Frank receives his award from ABC TV's news presenter Juanita Phillips.

NOVEMBER 2008

The Selwa Anthony Author Management company held their annual Sassy Awards ceremony at the Novotel Brighton during November. Juanita Phillips from ABC TV News in Sydney made the presentations. I was honoured to receive the award as the 'Quiet Achiever' for 2008 in recognition of my five heavily-researched books within the space of five and a half years.

Over one hundred authors, publishers, editors and others in the industry attended the full-day seminar and 170 were there for the formal dinner and presentation ceremony in the evening.

Selwa Anthony has been organising the seminar and Sassy Awards for many years in her continuing and very generous support of Australian authors in general, and popular fiction writers in particular.

 

AUGUST 2008

With my latest book, The Last Maasai Warrior awaiting publication by Harper Collins, it was time to visit Kenya again to research my next book.

Like many friends of Kenya, I had been reading with dismay the news of the violence that hit the country following the December 2007 elections. I wanted to see and hear for myself what effect this had on the lives of ordinary Kenyans.

The railway from Mombasa to Uganda runs through the Kibera squatter settlement.What I found was a society still in shock from seeing their country torn apart by a level of inter-tribal violence not seen in living memory. The centre of the violence had been in the squatter settlements of Kibera - a Nairobi suburb containing around a million people within a couple of square miles. Kibera is a no-go area to the uninitiated. Through friends, I found someone to be my guide and I spent days talking to people who had witnessed horrific events, and others whose lives had been profoundly affected by the post-election violence.

I met a painter who was innocently caught between a rioting group of Kiberan youths and an ill-disciplined police force out for revenge rather than to uphold the law. An AK47 fractured his hip. He couldn't afford the operation and barely had enough to buy the crutches he needed. Now, eight months later, he still needs the crutches and has not been able to work. Even in a squatter settlement there is rent and school fees to pay. A difficult life had quickly become unsustainable.

And there was the Kikuyu artist who had grown up amongst his Luo friends and neighbours. He described the demons of doubt that haunted him every day. When would one of those friends or neighbours turn on him and denounce him to the mob?

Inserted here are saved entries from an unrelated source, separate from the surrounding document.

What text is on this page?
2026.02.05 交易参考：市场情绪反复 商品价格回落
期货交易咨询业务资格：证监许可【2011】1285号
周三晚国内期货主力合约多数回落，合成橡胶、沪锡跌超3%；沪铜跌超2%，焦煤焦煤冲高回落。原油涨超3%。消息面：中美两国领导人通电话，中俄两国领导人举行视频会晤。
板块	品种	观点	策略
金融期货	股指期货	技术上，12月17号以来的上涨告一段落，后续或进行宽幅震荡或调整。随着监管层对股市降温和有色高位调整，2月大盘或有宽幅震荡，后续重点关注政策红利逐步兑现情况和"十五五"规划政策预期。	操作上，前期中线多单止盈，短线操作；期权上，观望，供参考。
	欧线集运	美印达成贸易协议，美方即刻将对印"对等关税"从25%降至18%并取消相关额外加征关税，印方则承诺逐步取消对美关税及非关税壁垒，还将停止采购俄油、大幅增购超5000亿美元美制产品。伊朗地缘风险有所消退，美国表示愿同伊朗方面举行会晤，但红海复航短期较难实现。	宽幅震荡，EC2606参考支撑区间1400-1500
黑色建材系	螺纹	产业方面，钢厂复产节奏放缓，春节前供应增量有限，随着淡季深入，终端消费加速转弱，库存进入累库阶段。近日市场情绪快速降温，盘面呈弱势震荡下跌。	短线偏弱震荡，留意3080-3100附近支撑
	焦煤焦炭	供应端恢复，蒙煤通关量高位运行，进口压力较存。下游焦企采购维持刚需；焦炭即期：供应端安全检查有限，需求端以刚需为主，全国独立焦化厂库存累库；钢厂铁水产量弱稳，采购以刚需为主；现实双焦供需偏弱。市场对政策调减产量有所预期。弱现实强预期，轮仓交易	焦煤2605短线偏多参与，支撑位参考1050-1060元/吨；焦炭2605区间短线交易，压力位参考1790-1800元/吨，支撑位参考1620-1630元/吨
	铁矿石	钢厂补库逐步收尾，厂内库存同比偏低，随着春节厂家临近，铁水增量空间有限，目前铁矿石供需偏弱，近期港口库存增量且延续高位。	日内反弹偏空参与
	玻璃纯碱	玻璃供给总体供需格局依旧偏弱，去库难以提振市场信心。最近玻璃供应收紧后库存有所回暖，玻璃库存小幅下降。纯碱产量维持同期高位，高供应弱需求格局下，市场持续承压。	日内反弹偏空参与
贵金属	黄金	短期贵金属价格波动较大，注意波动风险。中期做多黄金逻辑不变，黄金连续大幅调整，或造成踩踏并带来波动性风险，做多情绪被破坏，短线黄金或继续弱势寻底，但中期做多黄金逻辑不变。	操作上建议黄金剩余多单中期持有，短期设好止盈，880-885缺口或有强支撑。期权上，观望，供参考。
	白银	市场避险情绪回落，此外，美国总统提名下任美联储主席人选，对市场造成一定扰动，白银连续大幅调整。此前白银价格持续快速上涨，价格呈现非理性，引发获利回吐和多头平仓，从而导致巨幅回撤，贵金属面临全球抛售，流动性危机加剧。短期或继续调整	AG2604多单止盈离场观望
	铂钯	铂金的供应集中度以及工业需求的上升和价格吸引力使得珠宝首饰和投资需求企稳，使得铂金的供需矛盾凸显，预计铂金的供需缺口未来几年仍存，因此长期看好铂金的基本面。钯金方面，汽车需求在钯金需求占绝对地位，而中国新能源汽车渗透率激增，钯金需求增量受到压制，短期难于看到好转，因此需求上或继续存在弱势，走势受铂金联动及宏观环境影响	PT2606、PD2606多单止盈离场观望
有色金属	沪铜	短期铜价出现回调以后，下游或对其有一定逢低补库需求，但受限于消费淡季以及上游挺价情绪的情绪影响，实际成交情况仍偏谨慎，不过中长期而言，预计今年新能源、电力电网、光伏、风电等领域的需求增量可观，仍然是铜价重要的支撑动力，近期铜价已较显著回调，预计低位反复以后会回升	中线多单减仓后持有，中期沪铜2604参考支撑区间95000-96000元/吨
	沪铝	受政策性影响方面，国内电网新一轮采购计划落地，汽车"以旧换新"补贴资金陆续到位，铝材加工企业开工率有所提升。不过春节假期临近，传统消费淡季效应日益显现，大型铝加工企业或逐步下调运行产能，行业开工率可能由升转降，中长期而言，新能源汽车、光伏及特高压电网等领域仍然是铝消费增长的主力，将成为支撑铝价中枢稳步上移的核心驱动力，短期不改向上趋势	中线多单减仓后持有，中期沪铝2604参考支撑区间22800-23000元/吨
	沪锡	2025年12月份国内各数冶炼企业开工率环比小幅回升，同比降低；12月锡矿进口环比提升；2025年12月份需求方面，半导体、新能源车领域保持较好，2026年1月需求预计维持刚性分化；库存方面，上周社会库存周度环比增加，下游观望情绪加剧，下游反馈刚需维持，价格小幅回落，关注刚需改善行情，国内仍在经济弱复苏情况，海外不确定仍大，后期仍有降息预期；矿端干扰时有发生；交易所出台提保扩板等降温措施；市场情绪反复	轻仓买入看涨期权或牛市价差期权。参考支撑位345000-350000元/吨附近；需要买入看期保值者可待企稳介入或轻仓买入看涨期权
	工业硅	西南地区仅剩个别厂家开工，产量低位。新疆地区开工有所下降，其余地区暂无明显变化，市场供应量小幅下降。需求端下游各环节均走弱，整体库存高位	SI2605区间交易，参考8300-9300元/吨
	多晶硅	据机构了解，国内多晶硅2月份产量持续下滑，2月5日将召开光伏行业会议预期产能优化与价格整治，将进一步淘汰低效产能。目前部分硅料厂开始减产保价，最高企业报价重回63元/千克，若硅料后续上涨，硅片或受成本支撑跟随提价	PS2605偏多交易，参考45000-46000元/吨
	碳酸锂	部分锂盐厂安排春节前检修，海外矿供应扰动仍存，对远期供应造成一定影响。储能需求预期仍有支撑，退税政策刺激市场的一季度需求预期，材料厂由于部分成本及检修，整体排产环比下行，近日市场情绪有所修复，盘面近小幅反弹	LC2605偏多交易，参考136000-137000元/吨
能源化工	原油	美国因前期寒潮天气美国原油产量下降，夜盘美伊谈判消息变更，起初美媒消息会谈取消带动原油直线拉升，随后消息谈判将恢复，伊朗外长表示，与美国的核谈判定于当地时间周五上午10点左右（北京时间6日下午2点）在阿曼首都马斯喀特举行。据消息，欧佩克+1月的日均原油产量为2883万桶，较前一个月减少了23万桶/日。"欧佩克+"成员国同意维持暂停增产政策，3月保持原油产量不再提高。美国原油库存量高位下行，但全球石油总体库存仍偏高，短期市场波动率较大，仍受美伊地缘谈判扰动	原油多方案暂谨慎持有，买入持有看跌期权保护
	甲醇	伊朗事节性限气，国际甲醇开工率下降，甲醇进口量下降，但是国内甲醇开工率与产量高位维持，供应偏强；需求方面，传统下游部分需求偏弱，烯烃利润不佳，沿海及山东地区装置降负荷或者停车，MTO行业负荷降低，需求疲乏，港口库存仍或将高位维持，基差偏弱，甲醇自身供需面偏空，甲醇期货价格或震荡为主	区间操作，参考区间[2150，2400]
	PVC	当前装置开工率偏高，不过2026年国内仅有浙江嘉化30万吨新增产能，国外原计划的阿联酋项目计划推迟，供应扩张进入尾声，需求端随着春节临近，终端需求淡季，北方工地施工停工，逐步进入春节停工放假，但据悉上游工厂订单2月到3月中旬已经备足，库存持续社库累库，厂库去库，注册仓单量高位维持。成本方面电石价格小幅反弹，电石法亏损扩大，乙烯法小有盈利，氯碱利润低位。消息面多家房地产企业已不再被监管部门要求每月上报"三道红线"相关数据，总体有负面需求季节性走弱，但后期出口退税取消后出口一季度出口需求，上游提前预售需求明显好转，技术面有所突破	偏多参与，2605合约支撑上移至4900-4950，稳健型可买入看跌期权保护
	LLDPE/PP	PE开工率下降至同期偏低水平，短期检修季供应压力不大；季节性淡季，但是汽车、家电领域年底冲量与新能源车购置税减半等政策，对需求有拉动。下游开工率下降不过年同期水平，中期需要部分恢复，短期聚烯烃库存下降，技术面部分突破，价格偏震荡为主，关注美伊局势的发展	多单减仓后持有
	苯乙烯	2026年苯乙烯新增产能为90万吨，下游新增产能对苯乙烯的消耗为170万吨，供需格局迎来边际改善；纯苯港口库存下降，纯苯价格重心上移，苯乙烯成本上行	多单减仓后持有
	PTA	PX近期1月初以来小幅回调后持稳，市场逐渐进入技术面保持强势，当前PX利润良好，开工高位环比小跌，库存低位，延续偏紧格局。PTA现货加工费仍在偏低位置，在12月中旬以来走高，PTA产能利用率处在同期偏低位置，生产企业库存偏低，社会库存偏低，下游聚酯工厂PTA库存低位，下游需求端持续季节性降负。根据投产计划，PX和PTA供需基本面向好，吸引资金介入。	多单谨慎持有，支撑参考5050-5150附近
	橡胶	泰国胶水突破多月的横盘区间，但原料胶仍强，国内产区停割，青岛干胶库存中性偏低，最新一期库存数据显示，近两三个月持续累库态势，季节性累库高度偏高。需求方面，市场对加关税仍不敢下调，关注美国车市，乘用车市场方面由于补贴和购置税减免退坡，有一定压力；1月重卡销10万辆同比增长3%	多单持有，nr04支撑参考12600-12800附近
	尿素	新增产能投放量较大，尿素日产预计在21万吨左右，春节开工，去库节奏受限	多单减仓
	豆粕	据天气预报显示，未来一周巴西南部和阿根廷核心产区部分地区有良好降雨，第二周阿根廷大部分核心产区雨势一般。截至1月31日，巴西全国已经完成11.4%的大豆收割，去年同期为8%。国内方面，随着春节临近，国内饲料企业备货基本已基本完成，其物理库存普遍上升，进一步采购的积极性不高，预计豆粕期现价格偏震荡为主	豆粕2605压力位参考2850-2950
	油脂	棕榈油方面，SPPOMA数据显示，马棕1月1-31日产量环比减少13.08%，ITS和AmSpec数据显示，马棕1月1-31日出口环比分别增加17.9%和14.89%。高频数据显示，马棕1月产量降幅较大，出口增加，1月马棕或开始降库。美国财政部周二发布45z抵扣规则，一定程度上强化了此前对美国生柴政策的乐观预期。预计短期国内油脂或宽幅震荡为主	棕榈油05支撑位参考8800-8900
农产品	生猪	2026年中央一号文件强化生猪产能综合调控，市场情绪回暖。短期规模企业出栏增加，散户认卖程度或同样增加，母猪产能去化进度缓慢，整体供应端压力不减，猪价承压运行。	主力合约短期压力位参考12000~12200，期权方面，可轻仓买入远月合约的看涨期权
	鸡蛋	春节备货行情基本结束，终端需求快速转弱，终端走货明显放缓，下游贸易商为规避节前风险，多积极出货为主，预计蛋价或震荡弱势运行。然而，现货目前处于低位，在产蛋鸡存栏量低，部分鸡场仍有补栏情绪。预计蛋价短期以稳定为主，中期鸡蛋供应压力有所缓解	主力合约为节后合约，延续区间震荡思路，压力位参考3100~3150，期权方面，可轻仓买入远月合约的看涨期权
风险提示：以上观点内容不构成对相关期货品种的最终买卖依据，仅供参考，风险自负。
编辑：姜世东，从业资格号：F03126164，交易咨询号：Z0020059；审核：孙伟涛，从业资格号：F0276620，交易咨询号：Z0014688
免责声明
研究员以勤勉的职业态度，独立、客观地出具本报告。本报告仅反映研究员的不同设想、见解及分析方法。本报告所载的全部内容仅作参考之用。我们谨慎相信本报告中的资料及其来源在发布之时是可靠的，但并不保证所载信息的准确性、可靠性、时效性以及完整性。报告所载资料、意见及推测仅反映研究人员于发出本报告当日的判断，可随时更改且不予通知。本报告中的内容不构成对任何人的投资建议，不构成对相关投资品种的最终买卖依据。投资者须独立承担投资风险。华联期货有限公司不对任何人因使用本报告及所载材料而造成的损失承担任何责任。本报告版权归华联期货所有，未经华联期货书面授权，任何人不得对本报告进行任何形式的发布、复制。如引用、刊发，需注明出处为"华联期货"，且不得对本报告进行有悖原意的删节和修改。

I came away from that experience with a very different novel to what I had in mind when I went there. In Kibera there are few formal authority structures - the police will not enter Kibera after dark. But through various non-government organisations, community-based groups and the determination of the many hard-working, honest  residents to maintain the peace, there is an amazing cohesion and order in what otherwise appears to be chaos.

My sixth novel (due out in April 2010) will attempt to relate some of these stories.

 

MAY 2008

It was an honour and a pleasure to be inivited to address the May meeting of the Society of Women's Writers at the State Library of NSW.

 

APRIL 2008

I'm always on the lookout for stories that are out of Africa, so when I received an email from a man who said he had lived for many years in Kenya, I thought I should make some further enquiries. What I received in reply was astonishing.

Ninety-six-year-old Brian Goord sent me a memoir of his life in Africa, where he described arriving with his wife and year-old son in 1948. With no prior experience, Brian set about farming his land at Eldama Ravine in the highlands overlooking the Great Rift Valley. In the following years he and his family had to cope with all the usual trials found in farming, but in addition there was the Mau Mau emergency, the threat of dangerous predators and stock and plant diseases that few people understand.

In addition to his busy life managing a farm and the eighty Africans who lived and worked on it, Brian became a district councillor responsible for public health and social services in an area covering some 5000 square miles.

I wanted to meet this man and was soon on a flight to Christchurch, New Zealand, where I met Brian, and we talked for hours while he showed me his priceless old home movies of the farm and travels around the country.

I was kindly invited to stay at Claremont (http://www.claremontestate.com/) with Brian's son Richard and wife Rosie, who was also born and raised in Africa. Claremont lodge is itself an inspirational setting, ideal for the great stories the Goord family had to relate.

I was very envious of Brian and his life in Kenya at a most interesting time in its historical journey - a time that most people can only visualize through the sepia-coloured pages of history books. With the Goord's recollections of times gone by, I let my imagination take flight into stories as yet unwritten.